Using the Price Categories
You can use the price categories in a variety of ways.
It's easy for a GM to say to you, "You can afford two extra moderately priced things at the start of the game." Then you can look on the list and pick two moderately priced items without worrying about their cost. Plus, this approach makes it clear that you get two items, not twenty inexpensive items (which might be a lot to carry) and not an expensive item (which might not be appropriate for a starting character). The categories make it easy to lump similar items together.
The GM can also say "You can have whatever inexpensive items you want, and don't worry about the cost." For later stages of the campaign, when the PCs have more wealth, followers, and so on, the GM can do this with moderate or even expensive items. This allows the group to skip over playing through a shopping trip to get supplies, and you don't have to track prices down to the last coin or credit.
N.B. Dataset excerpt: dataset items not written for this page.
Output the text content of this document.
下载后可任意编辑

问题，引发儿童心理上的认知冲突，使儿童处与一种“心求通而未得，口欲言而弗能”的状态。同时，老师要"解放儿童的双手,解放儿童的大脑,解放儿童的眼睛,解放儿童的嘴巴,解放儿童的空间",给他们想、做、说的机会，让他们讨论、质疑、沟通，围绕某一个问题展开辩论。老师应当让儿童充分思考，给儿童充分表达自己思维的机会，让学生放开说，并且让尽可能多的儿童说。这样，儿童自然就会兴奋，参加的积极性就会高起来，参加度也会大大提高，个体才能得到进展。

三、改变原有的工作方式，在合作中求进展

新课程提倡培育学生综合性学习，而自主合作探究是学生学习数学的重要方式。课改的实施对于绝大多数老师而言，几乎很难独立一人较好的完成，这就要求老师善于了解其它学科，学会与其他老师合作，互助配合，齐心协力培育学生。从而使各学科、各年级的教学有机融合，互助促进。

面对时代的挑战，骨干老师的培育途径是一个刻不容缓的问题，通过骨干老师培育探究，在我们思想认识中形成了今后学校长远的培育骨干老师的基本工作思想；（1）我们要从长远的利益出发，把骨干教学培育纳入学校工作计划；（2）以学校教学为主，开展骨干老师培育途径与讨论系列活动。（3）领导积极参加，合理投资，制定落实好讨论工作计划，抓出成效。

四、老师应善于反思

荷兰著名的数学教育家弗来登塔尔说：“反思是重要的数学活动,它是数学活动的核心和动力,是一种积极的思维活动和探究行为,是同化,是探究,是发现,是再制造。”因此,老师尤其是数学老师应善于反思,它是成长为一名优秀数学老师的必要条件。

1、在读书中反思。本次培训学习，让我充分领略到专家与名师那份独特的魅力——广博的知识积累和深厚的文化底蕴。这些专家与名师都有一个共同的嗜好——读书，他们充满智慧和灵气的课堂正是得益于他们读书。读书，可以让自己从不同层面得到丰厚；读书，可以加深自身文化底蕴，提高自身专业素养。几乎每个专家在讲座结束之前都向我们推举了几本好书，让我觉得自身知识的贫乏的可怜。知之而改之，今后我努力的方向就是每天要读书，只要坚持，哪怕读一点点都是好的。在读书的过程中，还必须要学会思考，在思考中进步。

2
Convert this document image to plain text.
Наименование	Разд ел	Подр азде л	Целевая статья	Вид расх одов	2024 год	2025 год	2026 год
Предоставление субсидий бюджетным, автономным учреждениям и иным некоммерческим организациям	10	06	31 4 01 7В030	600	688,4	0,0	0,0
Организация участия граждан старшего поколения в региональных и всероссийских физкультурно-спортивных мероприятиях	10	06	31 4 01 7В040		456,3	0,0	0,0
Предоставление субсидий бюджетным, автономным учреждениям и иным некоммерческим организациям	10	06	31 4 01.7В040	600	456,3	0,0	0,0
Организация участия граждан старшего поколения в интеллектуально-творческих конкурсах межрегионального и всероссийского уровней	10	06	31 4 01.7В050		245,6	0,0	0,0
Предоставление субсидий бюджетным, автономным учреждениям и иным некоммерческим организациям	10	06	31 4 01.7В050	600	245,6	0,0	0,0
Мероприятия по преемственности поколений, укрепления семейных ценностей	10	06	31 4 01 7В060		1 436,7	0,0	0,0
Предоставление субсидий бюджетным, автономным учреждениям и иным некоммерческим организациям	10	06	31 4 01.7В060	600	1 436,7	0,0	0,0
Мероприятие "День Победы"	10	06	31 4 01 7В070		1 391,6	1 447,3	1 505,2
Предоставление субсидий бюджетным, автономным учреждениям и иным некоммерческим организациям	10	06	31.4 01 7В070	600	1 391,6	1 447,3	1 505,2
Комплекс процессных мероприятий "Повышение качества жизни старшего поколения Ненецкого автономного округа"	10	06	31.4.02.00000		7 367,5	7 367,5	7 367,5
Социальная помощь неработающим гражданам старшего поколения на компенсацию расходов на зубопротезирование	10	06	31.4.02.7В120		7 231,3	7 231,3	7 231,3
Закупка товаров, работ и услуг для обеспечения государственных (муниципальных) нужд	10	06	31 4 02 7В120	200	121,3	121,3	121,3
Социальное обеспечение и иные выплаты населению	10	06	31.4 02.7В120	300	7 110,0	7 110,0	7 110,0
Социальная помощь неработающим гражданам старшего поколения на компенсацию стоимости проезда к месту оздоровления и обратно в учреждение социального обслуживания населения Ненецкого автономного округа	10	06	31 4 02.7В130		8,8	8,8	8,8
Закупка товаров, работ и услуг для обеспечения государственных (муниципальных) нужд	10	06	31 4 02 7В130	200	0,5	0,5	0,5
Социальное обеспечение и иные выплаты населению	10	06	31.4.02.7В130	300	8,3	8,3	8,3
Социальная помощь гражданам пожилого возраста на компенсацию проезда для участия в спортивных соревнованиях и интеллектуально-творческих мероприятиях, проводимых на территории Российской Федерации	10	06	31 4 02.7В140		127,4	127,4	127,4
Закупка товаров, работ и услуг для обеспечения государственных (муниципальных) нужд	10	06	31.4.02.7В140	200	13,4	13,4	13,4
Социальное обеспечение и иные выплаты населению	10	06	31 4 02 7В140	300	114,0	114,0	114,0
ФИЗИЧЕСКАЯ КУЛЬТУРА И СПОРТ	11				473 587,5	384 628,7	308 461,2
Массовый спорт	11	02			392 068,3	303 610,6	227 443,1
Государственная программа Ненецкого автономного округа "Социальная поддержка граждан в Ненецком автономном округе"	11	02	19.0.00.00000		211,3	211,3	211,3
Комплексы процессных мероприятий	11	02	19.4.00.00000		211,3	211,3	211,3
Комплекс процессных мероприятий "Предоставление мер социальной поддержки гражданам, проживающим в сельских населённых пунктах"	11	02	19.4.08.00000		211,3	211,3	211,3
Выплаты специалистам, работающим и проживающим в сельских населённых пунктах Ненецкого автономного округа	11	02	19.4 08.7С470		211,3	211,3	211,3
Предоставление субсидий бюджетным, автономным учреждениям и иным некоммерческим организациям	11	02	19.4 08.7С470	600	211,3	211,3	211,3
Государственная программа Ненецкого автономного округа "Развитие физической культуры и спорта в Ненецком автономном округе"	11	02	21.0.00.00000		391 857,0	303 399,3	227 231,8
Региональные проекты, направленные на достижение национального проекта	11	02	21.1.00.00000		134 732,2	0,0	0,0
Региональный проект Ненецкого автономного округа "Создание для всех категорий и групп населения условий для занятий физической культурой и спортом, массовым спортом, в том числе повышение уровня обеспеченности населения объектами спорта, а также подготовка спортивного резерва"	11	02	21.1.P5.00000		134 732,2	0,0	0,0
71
You can use the categories to estimate the cost of a lower- or higher-quality item. If an average-quality shirt (like a T-shirt) is an inexpensive item, a nice shirt (like a button-down shirt for an office job) is a moderately priced item, and an exceptional shirt (fashionable and/or suitable for a fancy event) is an expensive item. If a typical broadsword is an expensive item, a rusted or low-quality broadsword is a moderately priced item (and likely to break after a few fights), and a jeweled sword is a very expensive item.
Finally, you can use the categories as shorthand when evaluating loot, dividing up the spoils among the PCs, and resolving other story-based occurrences that crop up in the game without dealing in the minutiae of exact prices. This is especially useful in high-powered games where your PCs are rich and powerful.